Par le Père François Marxer
Parmi tous ces prêtres qui ont jalonné un itinéraire jusqu’à la prêtrise reçue le 18 juin 1972, celui qui aura le plus compté et qui m’aura instruit – par l’exemple – de notre ministère, c’est mon oncle François Lelièvre, essentiellement curé de paroisse en Lorraine, Flirey, Crévic, Varangéville, et pour finir, Barisey-au-Plain et ses trois annexes.
En juillet 1988, il fêtait lui aussi avec ses paroissiens, son jubilé d’or et il commençait par évoquer un bien lointain souvenir d’enfance : « Un mien cousin de Lucey – il a meilleure mémoire que moi – se souvient m’avoir vu, tout gosse, grimper dans le tiroir du buffet et, de cette chaire à prêcher pittoresque, exhorter le jeune auditoire de ma parenté. »
Attendons encore vingt ans pour qu’en 1937, devenu diacre, il prononce ses premiers sermons. « Parole de Dieu et service paroissial ne furent-ils pas les deux lignes de force de mon ministère ? » Cette primauté donnée à la prédication est étonnante, presque singulière pour un prêtre de ces années-là, et elle se confirmera plus que jamais dans ses dernières années au service de ses « quatre communautés villageoises », avec des paroissiens à la mémoire étonnante. Prisonnier pendant la guerre dans un Oflag à Mayence, en même temps que le Père Congar, éminent théologien déjà fort connu et estimé, il eut la surprise d’apprendre que les autres officiers préféraient de loin les sermons du jeune prêtre sans célébrité aux harangues savantes du dominicain peut-être moins accessible. Le neveu aura eu quelque mal à retenir la leçon !
Mon oncle avait la plume alerte et élégante, on lui avait vanté les mérites du journalisme, mais non ! c’est curé de campagne qu’il voulait devenir.
Cinquante ans d’expérience plus tard, il remarque « les métamorphoses de nos vieilles paroisses rurales et des fonctions du curé et même de son nom : animateur, accompagnateur, modérateur, dit le nouveau droit canon et disent quelques récentes nominations. Je n’ambitionne pas de si grands mots sur ma carte de visite, me contentant d’être, d’être parmi vous, avec vous, dans vos joies, vos peines, votre travail, semaine et dimanche, jour et nuit, du 1er janvier au 31 décembre, d’être là, le jour dit, à l’heure dite, exacte, pour le service religieux envisagé, sans jamais vous avoir fait défaut, et n’est-ce pas déjà une sorte de performance en 12 ans et une grâce de Dieu ? “ Quand on aime, on a besoin de se rendre présent, et, comme on ne peut se rendre présent à tous, on choisit un lieu déterminé, on y vient et on y reste ” (Mgr Ancel, évêque ouvrier de Lyon et Saint-Etienne). »

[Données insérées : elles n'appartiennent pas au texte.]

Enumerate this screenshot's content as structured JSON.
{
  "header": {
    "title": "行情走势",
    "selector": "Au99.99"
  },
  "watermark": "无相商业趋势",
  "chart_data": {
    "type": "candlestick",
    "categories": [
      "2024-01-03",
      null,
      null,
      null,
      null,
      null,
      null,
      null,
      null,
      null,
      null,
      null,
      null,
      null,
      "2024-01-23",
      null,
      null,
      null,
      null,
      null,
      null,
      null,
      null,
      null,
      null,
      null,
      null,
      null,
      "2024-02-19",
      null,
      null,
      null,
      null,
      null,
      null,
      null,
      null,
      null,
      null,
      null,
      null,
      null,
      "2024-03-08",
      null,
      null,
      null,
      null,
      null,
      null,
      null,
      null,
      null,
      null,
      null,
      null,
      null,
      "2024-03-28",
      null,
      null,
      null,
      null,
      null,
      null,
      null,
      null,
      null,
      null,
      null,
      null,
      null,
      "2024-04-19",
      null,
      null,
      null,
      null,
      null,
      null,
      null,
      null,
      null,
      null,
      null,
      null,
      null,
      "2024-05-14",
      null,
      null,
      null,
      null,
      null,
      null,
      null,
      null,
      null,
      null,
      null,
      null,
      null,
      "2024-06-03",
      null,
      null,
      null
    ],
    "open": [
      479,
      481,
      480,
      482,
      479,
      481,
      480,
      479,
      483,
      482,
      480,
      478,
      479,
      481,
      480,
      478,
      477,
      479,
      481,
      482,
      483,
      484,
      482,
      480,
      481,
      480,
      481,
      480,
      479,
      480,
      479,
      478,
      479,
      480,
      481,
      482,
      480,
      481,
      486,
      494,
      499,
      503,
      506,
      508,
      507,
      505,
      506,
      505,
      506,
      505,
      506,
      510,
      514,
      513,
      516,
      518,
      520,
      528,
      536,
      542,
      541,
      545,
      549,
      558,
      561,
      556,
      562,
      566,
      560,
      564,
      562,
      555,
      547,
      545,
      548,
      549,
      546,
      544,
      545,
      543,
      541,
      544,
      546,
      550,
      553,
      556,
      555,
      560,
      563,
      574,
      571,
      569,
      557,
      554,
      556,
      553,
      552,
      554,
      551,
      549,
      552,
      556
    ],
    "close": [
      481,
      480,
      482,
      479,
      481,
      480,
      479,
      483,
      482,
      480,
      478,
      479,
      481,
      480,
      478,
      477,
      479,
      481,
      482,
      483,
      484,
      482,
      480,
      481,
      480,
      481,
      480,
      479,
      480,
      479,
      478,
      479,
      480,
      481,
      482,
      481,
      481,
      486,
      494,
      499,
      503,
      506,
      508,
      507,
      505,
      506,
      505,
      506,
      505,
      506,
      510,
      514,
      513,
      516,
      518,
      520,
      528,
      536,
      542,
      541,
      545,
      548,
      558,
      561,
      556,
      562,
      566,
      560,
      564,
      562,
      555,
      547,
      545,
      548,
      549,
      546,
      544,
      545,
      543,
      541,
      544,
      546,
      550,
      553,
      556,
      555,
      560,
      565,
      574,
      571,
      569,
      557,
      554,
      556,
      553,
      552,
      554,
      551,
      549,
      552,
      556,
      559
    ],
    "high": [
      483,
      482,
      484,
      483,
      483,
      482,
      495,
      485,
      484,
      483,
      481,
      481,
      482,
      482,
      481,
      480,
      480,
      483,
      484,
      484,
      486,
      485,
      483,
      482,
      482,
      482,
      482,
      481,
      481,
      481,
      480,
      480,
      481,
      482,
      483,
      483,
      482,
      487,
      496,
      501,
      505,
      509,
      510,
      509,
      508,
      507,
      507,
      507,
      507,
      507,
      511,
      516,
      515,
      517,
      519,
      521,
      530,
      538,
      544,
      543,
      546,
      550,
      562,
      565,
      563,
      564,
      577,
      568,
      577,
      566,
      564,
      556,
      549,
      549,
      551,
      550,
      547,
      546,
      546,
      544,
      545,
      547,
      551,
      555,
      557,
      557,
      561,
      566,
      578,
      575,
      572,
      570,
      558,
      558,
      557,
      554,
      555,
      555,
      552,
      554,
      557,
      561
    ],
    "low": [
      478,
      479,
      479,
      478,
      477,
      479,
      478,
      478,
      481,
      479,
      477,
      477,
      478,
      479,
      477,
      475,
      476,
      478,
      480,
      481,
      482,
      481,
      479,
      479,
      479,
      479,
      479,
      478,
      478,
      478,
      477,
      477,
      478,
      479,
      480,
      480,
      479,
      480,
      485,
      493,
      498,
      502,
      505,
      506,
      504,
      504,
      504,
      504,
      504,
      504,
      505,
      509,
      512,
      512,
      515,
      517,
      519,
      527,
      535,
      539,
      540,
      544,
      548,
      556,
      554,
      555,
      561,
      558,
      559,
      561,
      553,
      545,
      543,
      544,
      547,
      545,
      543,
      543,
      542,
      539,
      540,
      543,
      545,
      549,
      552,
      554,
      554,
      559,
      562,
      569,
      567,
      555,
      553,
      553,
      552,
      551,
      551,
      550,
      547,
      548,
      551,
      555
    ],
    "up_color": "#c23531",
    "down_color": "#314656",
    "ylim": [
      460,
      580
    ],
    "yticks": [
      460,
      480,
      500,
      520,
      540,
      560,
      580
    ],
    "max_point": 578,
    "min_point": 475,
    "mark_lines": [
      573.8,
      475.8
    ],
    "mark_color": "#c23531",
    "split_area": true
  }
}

Certes « il n’a jamais été facile de devenir prêtre, [mais] “ la grâce de Dieu en moi n’a pas été vaine ”. J’ose reprendre cette pensée de Saint Paul [1 Cor XV, 10], puisque je suis assisté de mes deux neveux prêtres, qui sont, eux, dans la fleur de l’âge, dans cette perfection de la jeunesse capable d’inventer, d’évoluer, de s’adapter, d’entreprendre, François et Philippe, et leur maman, ma sœur, dont vous savez […] son attachement aux paroisses dont ma charge m’a été confiée voici juste 12 ans. Trois personnes de ma famille selon le sang, et quatre communautés villageoises, ma famille selon l’esprit et la grâce. »
Mon oncle concluait en citant saint Augustin : « Tant qu’il y aura deux hommes rassemblés pour l’amour de lui, le monde ne sera pas perdu », et aussi Lacordaire : « Tant que l’on aime un prêtre, on aime un peu le Christ qui l’a formé. » Vous aimez (bien) votre Padre (ce qui n’est pas toujours facile), et ainsi vous aimez le Christ qui l’appelé à son service et au vôtre.